Going Deep // Focus: Exodus 39:42-43
So the people of Israel followed all of the Lord’s instructions to Moses. Then Moses inspected all their work. When he found it had been done just as the Lord had commanded him, he blessed them.
Thank God for work! No—really!
When we first meet God in the Bible, he is a creating, working God. In fact, we first learn of God that he is the Creator. He takes nothing and makes it something, turning the mess into his masterpiece. Often in the creation account, we find that when God has finished a certain aspect of his work, he looked it over and upon examination, exclaimed, “that’s good.”
When God created the human couple, he declared that his work as Creator was done, and that it, too was good. In fact, he declared it to be his most impressive work: “Then God looked over all he had made, and he saw that it was very good!” But he didn’t stop either his work or his creativity; he simply assigned it to Adam and Eve. In Genesis 1:28, God says to the couple, “Fill the earth and govern it. Reign over the fish in the sea, the birds in the sky, and all the animals that scurry along the ground.” In other words, now you take what I’ve done to the next level. Creatively work it so that it brings honor to me.
All that to say, in our passage today, we find a parallel to the creation account in Genesis: “Moses saw that the people had done, that they had done it just as the Lord had commanded, and his summation was that it was good. How do we know that? We see that in response to their creative work, “Moses blessed them. On God’s behalf, Moses is looking it over, then saying, “it is so good.”

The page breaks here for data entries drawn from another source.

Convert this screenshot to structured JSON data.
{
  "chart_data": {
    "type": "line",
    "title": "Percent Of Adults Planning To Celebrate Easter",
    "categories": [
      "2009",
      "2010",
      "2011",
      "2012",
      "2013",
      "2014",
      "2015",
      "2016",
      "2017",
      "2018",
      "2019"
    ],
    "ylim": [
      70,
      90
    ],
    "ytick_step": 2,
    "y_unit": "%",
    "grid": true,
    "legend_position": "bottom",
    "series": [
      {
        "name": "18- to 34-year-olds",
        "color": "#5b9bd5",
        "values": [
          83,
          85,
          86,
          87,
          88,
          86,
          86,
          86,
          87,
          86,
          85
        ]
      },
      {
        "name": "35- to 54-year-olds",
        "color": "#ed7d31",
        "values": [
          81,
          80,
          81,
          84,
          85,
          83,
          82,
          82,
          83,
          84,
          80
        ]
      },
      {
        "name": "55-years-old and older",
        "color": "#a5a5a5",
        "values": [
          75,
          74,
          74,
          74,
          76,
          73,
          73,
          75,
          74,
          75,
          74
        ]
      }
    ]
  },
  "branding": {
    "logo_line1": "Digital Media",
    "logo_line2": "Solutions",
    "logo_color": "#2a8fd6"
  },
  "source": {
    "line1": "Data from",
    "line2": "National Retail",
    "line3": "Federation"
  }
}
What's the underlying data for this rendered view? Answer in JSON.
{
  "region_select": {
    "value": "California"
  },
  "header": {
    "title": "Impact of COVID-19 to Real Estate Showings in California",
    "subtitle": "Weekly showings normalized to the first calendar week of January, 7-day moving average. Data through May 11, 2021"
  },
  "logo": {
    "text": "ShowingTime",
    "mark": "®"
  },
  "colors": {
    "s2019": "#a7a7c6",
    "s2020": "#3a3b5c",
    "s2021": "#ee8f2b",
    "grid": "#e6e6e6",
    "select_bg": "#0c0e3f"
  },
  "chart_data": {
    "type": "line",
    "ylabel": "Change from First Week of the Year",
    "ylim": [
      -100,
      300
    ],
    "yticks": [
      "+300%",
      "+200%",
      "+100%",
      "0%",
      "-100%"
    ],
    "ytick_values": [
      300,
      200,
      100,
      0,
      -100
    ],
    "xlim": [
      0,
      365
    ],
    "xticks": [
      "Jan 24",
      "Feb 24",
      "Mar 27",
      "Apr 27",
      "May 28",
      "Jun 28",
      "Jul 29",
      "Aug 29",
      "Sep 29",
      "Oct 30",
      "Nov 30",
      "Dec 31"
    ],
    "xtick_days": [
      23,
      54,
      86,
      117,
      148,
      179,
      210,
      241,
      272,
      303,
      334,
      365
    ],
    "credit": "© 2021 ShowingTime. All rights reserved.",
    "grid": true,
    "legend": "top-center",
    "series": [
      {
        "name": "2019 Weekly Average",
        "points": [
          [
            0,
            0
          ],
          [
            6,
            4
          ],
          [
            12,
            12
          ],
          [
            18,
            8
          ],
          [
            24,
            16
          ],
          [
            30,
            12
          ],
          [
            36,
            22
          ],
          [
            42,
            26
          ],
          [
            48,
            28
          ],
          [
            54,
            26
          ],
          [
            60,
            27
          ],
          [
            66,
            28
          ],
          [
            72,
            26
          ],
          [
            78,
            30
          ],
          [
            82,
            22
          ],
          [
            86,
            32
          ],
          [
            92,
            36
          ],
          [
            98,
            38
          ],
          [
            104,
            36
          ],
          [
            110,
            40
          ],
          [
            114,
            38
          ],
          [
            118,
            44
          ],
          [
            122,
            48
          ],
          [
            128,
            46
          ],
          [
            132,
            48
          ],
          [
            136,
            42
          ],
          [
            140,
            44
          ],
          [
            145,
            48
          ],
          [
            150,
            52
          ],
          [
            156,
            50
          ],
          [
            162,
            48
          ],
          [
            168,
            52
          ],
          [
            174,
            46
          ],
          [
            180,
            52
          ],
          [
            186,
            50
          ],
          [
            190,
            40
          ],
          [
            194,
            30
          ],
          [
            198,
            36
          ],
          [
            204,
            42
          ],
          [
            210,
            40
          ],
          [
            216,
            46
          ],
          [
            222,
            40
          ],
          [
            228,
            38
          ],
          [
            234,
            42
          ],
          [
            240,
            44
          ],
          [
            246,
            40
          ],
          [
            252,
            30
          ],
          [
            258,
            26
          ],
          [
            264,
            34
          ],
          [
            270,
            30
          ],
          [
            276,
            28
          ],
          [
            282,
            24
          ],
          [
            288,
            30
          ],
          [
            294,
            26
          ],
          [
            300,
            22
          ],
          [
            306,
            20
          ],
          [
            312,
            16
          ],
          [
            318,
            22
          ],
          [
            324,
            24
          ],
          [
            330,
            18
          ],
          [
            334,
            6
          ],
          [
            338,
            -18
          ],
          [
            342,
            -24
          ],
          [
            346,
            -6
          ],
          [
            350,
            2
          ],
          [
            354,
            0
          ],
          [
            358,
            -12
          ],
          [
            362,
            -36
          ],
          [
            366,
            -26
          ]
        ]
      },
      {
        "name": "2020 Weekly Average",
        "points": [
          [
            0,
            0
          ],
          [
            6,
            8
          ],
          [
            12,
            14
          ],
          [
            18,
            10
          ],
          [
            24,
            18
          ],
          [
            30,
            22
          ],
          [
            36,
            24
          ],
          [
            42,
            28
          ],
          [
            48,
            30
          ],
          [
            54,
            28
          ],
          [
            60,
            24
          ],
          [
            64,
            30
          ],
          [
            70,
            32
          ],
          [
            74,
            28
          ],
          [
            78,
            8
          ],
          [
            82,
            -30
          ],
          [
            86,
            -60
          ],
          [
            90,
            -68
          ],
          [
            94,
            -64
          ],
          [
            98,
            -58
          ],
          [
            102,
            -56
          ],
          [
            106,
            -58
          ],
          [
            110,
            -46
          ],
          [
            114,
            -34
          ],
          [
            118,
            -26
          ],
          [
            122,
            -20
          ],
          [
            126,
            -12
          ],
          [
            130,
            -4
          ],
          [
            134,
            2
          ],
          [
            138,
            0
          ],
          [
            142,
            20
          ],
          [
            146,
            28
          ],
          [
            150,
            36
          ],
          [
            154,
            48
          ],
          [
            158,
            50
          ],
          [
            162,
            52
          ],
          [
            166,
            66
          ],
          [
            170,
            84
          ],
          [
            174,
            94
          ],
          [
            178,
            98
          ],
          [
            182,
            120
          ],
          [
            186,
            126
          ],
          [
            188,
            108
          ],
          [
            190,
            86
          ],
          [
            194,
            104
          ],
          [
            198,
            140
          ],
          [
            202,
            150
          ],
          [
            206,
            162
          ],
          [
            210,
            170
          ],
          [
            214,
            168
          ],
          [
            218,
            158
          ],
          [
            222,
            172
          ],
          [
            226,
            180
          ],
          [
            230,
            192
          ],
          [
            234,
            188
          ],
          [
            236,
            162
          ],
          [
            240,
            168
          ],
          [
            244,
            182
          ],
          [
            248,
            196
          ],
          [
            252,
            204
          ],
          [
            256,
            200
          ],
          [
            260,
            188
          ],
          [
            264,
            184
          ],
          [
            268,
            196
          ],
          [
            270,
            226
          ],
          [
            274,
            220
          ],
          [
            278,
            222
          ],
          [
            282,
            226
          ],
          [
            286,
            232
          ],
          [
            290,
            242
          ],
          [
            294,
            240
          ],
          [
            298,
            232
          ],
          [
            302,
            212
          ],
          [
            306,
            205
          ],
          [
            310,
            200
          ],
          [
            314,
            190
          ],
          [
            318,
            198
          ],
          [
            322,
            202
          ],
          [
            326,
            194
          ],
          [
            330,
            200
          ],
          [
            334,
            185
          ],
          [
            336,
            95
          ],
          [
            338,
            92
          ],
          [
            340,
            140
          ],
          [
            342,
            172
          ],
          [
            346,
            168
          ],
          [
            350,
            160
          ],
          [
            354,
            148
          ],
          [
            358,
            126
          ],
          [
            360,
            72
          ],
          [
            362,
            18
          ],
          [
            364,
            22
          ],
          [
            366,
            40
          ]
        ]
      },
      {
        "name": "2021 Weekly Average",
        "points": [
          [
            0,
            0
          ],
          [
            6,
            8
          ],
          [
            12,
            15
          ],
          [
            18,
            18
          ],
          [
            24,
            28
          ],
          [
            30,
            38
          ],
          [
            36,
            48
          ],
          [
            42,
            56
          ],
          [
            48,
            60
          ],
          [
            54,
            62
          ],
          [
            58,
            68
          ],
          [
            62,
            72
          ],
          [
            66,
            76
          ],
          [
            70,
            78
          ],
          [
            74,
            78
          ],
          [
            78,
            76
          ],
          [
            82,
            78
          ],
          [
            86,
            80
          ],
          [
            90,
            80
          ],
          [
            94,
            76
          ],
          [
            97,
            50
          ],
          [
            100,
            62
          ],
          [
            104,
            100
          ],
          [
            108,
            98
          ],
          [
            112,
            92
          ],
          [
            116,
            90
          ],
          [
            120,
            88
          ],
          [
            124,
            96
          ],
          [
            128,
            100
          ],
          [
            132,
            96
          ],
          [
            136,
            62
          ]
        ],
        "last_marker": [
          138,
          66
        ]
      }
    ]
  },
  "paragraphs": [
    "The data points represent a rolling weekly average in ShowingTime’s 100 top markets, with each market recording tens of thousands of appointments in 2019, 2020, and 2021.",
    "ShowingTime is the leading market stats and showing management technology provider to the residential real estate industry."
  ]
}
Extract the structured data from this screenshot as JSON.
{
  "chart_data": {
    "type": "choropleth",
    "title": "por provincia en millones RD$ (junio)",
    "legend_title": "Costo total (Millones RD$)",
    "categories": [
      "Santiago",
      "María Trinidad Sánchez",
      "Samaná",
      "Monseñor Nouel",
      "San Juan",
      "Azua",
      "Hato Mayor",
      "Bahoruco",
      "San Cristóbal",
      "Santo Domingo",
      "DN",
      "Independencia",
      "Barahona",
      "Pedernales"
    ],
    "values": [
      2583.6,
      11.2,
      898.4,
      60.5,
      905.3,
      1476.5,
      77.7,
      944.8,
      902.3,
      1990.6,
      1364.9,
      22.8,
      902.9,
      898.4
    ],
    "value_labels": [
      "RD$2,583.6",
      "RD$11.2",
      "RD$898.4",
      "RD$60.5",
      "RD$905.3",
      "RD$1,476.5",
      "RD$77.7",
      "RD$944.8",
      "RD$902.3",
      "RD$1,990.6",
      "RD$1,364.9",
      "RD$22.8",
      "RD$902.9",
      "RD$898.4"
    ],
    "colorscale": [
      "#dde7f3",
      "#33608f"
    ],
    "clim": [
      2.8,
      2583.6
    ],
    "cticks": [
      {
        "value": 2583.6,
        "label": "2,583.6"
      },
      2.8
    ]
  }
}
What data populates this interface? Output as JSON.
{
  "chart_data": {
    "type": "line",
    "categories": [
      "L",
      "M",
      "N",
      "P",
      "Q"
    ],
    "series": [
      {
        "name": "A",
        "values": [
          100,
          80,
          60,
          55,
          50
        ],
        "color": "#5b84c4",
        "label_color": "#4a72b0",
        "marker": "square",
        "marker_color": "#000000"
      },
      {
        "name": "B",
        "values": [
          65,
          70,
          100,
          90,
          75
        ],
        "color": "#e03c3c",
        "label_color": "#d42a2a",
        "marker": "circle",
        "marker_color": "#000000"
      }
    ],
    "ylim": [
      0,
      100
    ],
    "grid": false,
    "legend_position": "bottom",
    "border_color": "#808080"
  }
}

Among the many things that could be said in commentary on the construction of the tabernacle, one of the things we can draw from this is a theology of work. Work is what God does, and being made in his image, being assigned responsibilities of co-rulership with him, work is what he has called us to do. Work is not a necessary evil, it is at the heart of our God-infused DNA. Furthermore, we have his creativity in our DNA as well, so our work is to be done in a way that creates beauty and value, bringing honor and glory to the Creator. That is why, over in the New Testament, the Apostle Paul exhorts the Colossians believers,
And whatever you do or say, do it as a representative of the Lord Jesus, giving thanks through him to God the Father. Wives, submit to your husbands, as is fitting for those who belong to the Lord. Husbands, love your wives and never treat them harshly. Children, always obey your parents, for this pleases the Lord. Fathers, do not aggravate your children, or they will become discouraged. Slaves, obey your earthly masters in everything you do. Try to please them all the time, not just when they are watching you. Serve them sincerely because of your reverent fear of the Lord. Work willingly at whatever you do, as though you were working for the Lord rather than for people. Remember that the Lord will give you an inheritance as your reward, and that the Master you are serving is Christ. (Colossians 3:17-24)
So whether it is managing creation on God’s behalf in Genesis, or doing God’s work in constructing a beautiful tabernacle in Exodus, or giving effort in whatever our daily life brings to us, in marriage, our family, or on the job either as an employee or an employer, God has ordained our work. So therefore,
- Our work is to do God’s work. In fact whatever we do is God’s work.
- In our work we are actually managing God’s creation for him, no matter what it is we have been assigned to do.
- When we do our work as God’s work, and we carry out our work in God’s way, we will never lack God’s favor and God’s provision. Like Moses did with the tabernacle workers, God will review it and reward it.
And as we approach our work in that way, whatever we do, big or small, glorious or common, we will find great joy and eternal significance in knowing we have done it as service unto the Lord Christ.